D would have been better choice, but White will do for Pace, Bears

SHARE D would have been better choice, but White will do for Pace, Bears

Kevin White is a great wide receiver.

Do the Bears need a great wide receiver? Not more than they need a great nose tackle or a great defensive end or a great outside linebacker. I would rather have seen them shore up a defense that finished 30th out of 32 teams last season, but on Thursday night, they used the seventh overall pick on the tough, speedy receiver from West Virginia.

And that’s OK.

Here’s the deal: The new general manager gets the benefit of doubt for now. That trumps all. This was Ryan Pace’s draft, and if he thought White was the best choice, then it was the right choice. Because otherwise, why hire him and his judgment?

If he’s wrong, we’ll know in Shea McClellin warp time.

“We couldn’t be more thrilled right now,’’ Pace said. “This guy’s dynamic, he’s big, he’s strong, he’s ultra-competitive.’’

The easy thing to say is that the Bears, in essence, blew a first-round pick on a wide receiver to replace another wide receiver, Brandon Marshall, whom they traded to the Jets. But it’s an empty argument because the Bears knew they had to clean up their locker room. That started with Marshall’s departure. If you want to blame anybody for this, blame him for not playing well with others.

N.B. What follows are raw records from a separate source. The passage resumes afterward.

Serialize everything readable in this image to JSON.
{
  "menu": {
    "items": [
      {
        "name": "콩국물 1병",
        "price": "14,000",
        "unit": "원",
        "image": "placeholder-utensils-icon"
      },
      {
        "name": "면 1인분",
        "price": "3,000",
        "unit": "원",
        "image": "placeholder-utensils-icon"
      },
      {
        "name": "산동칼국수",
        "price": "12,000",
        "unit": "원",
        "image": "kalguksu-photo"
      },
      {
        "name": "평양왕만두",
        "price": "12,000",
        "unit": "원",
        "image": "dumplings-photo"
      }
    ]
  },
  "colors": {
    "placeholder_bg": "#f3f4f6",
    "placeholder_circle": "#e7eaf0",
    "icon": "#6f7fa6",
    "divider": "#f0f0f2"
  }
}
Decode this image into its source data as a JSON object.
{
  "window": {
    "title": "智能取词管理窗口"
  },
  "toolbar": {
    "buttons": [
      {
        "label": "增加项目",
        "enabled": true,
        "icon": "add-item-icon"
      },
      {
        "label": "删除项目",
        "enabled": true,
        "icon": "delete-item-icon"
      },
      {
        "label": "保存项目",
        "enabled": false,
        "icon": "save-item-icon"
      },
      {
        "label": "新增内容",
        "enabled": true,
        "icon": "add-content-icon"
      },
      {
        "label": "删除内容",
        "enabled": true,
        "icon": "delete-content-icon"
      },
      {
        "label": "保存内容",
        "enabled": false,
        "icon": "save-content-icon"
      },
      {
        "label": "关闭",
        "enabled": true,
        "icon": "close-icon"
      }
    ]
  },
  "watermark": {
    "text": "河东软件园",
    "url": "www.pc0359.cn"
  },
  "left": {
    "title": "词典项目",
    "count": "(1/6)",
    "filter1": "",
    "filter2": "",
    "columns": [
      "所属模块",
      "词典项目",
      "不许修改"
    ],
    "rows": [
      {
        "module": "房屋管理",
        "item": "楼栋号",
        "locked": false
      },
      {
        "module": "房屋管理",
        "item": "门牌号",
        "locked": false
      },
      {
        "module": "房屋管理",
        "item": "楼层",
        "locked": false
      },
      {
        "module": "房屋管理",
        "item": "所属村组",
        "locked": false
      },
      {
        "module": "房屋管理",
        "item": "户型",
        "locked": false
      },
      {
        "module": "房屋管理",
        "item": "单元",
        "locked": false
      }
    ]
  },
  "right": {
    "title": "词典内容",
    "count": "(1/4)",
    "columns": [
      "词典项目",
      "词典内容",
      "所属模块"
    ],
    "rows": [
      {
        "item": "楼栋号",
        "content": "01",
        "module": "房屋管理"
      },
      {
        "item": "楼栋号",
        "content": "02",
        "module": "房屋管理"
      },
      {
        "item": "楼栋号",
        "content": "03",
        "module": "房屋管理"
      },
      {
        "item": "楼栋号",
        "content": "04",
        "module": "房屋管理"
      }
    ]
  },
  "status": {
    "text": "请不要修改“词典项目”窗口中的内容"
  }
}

There is something unsettling about Jay Cutler continuing to get rewarded with talent around him. I’ll admit to more than a small hope Thursday that the Bears would move up to the second pick, trade Cutler to Tennessee and use the Titans’ pick to choose Marcus Mariota. But Tennessee stayed put and took the Oregon quarterback.

What we’ve learned the past six years is that no matter how talented the players who line up on offense, Cutler tends to bring them all down to the mean. And by “the mean,’’ I mean “disappointment and disillusionment.’’ An offense with Marshall, Alshon Jeffery, Matt Forte and Martellus Bennett should have been better then 21st in total offense, as it was last season.

Maybe White will be the one to finally change Cutler. Where’s my smiley emoticon when I need it?

White was all smiles Thursday.

“I’m right here where I need to be,’’ he said.

This is a new era (again) with a new GM in Pace and a new coach in John Fox. If the idea is to stay sane, the only way to approach this draft is to trust that these two men know what they’re doing. I think I can speak for everyone when I say that no one wanted to be scratching his or her head after the Bears’ pick on Thursday night. Remember three years ago? Commissioner Roger Goodell made the announcement that the Bears had selected Boise State’s McClellin with their first-round pick and, almost immediately, people turned with heads tilted at then-general manager Phil Emery with one question on their minds:

“You did what?’’

The smart, long-term move almost always is to take the best player available, regardless of position. And certainly the McClellin pick is a cautionary tale about trying to shoehorn a need into a pick.

Boy, do the Bears need help on defense. But, again, if Pace thought the 6-foot-3, 215-pound White was the best player left on the board, let him do his job.

“I plan on doing big things,’’ White said. “Hopefully, I’ll be a star.’’

Any chance he could be a star nose tackle instead? OK, I’ll stop.

No matter whom the Bears chose Thursday, it was with the longer view in mind. This is a franchise that has many holes to fill and many past mistakes for which to atone. No one pick is going to turn around a team that went 5-11 last season.

Someone surely will answer that it’s the NFL and that teams are capable of reversing their fortunes from one season to the next. And it’s true. But the Bears had so many problems last year that it’s impossible to see a turnaround without wearing blue-and-orange-colored glasses.

Enjoy this pick. White appears to be the anti-Marshall. He seemed genuinely excited about the opportunity to play in Chicago. He said he’s not flashy and laughed that the shiny watch he was wearing had been borrowed from his agent’s daughter.

He was not recruited out of high school and went to junior college before heading to West Virginia. The experience means that, at a minimum, the Bears are getting a hungry player.

“I want to prove a lot of people wrong,’’ he said.

Let’s just hope he proves Pace right.